TRANSACTIONAL DHARMA (THE)

publié le

Le label Ghost Box, l’invention d’une nouvelle nostalgie

 

 

« (…) Pour user d'une terminologie naïve en accord avec des sentiments naïfs on pourra dire que l'événement qui s'est produit n'est pas le bon ; le bon événement, l'événement qui aurait seul le droit de se dire véritablement réel, est justement celui qui n'a pas eu lieu, étouffé avant de naître par son double truqué. L'événement réel, au sens courant du terme, est ainsi toujours l'autre du bon »
(Clément Rosset dans Le Réel et son double)
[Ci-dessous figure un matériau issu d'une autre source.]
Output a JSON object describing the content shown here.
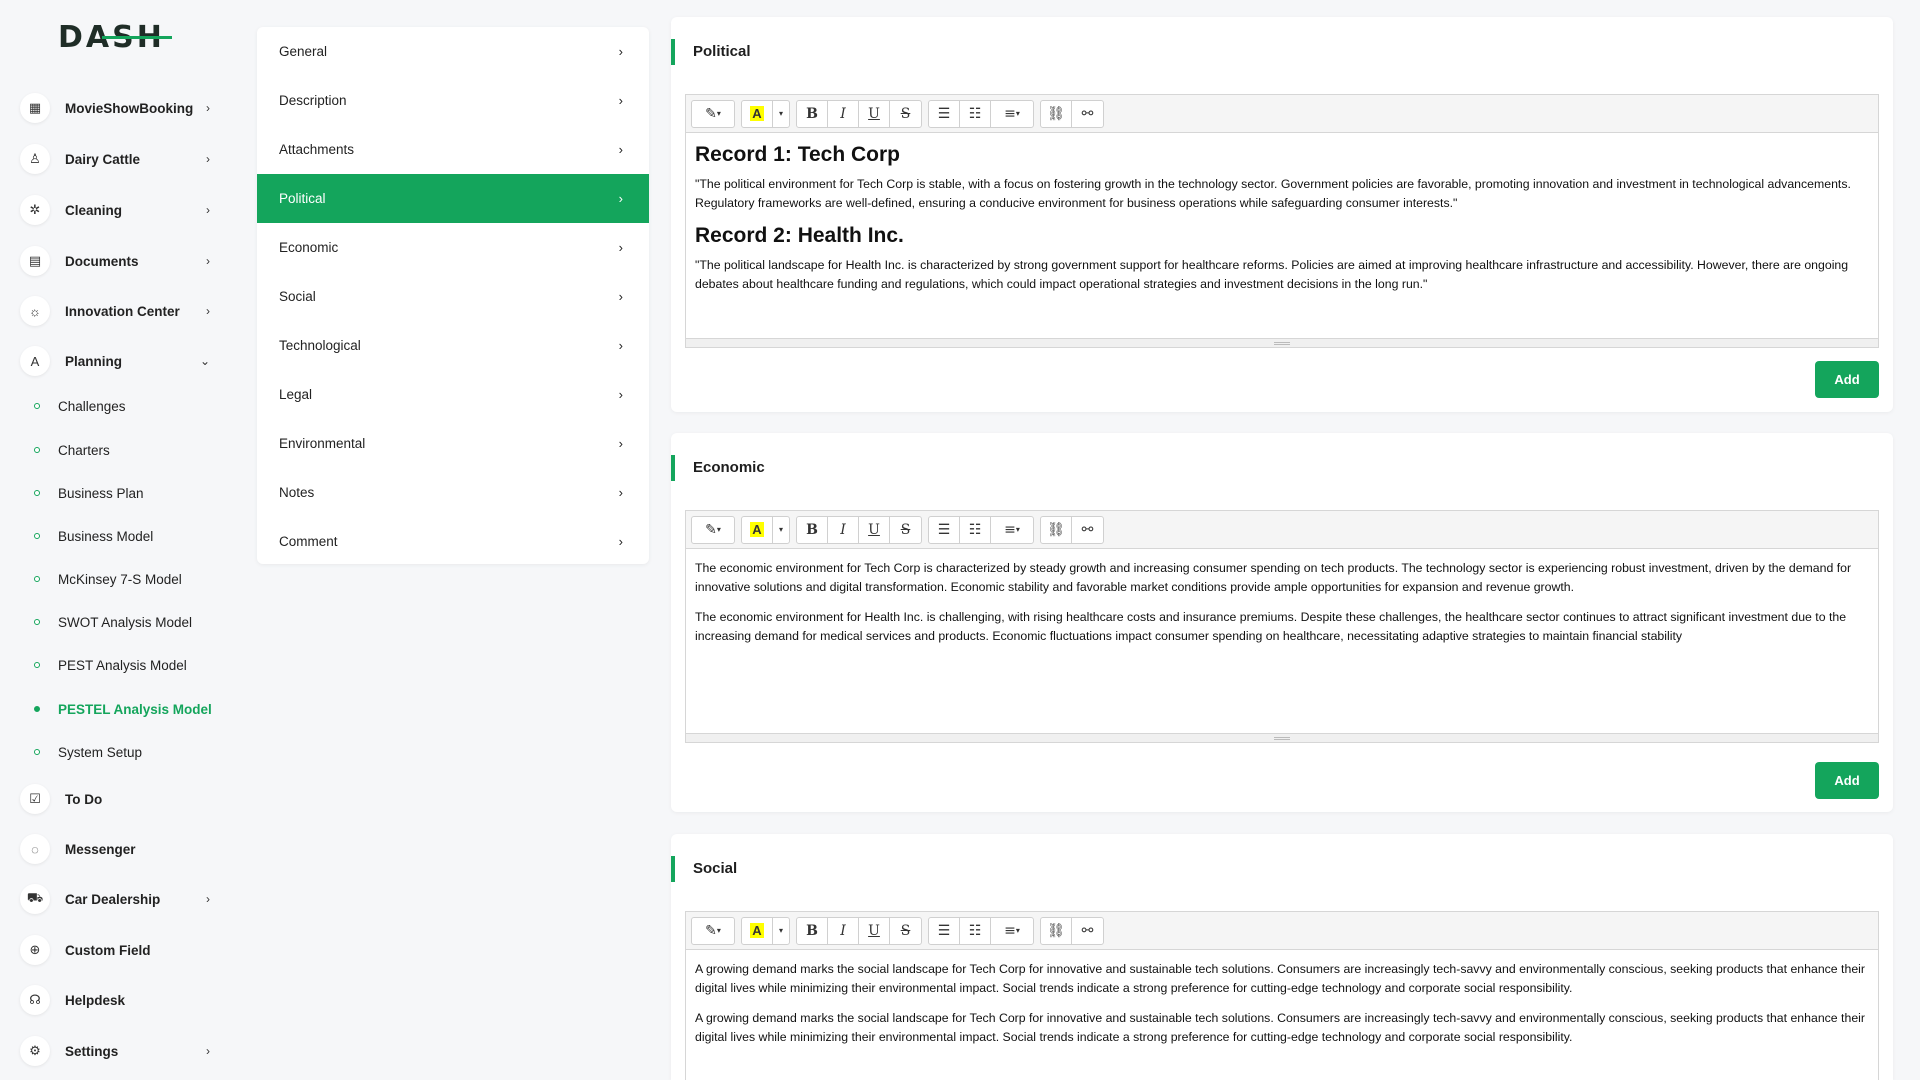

gbGhost Box est un label dont les artistes – Belbury Poly, Focus Group, Advisory Circle, etc. – partagent une même fascination pour les sons anciens, délaissés, oubliés, des instruments électroniques de collection, ainsi que pour un folklore anglais disparu, et trouvent, comme leurs collègues du label Trunk, une même source d’inspiration dans la library music qui constituait la musique de fond de la radio et de la télévision de leur enfance. Ils produisent une musique de recyclage, donc, réutilisant ces objets abandonnés, ces détritus culturels dont plus personne ne veut, pour créer une des musiques les plus intéressantes de ces dernières années, mais aussi une de celles qui posent le plus de questions. Par-delà leur diversité musicale, la plupart de ces groupes produisent tous une musique qui est à la fois extrêmement pop, et extrêmement expérimentale. Si elle peut sembler totalement familière à première écoute, et ses sons nous paraître connus depuis toujours, sa forme est toutefois essentiellement neuve. À travers le collage, la relecture, la citation, le sampling, ils confectionnent à partir de fragments du passé une musique qui est incontestablement actuelle. Malgré la part de nostalgie indiscutable de leur démarche, ils sont à l’opposé d’une reproduction pure et simple des temps anciens; il n’y a chez eux aucun désir de revival mais au contraire la présentation du passé comme quelque chose dont il est impossible de se défaire. Quelques critiques ont élaboré à propos de la musique du label – et d’autres genres musicaux comme le Dub ou le Dubstep – le terme d’Hauntology, emprunté à Derrida dans sa traduction anglaise. Ce terme-valise qui combine les propriétés de l’existence, l’ontologie, avec la présence des fantômes, était à l’origine destiné à désigner la permanence de l’Histoire, sous une forme spectrale, dans tout ce qui fait le présent.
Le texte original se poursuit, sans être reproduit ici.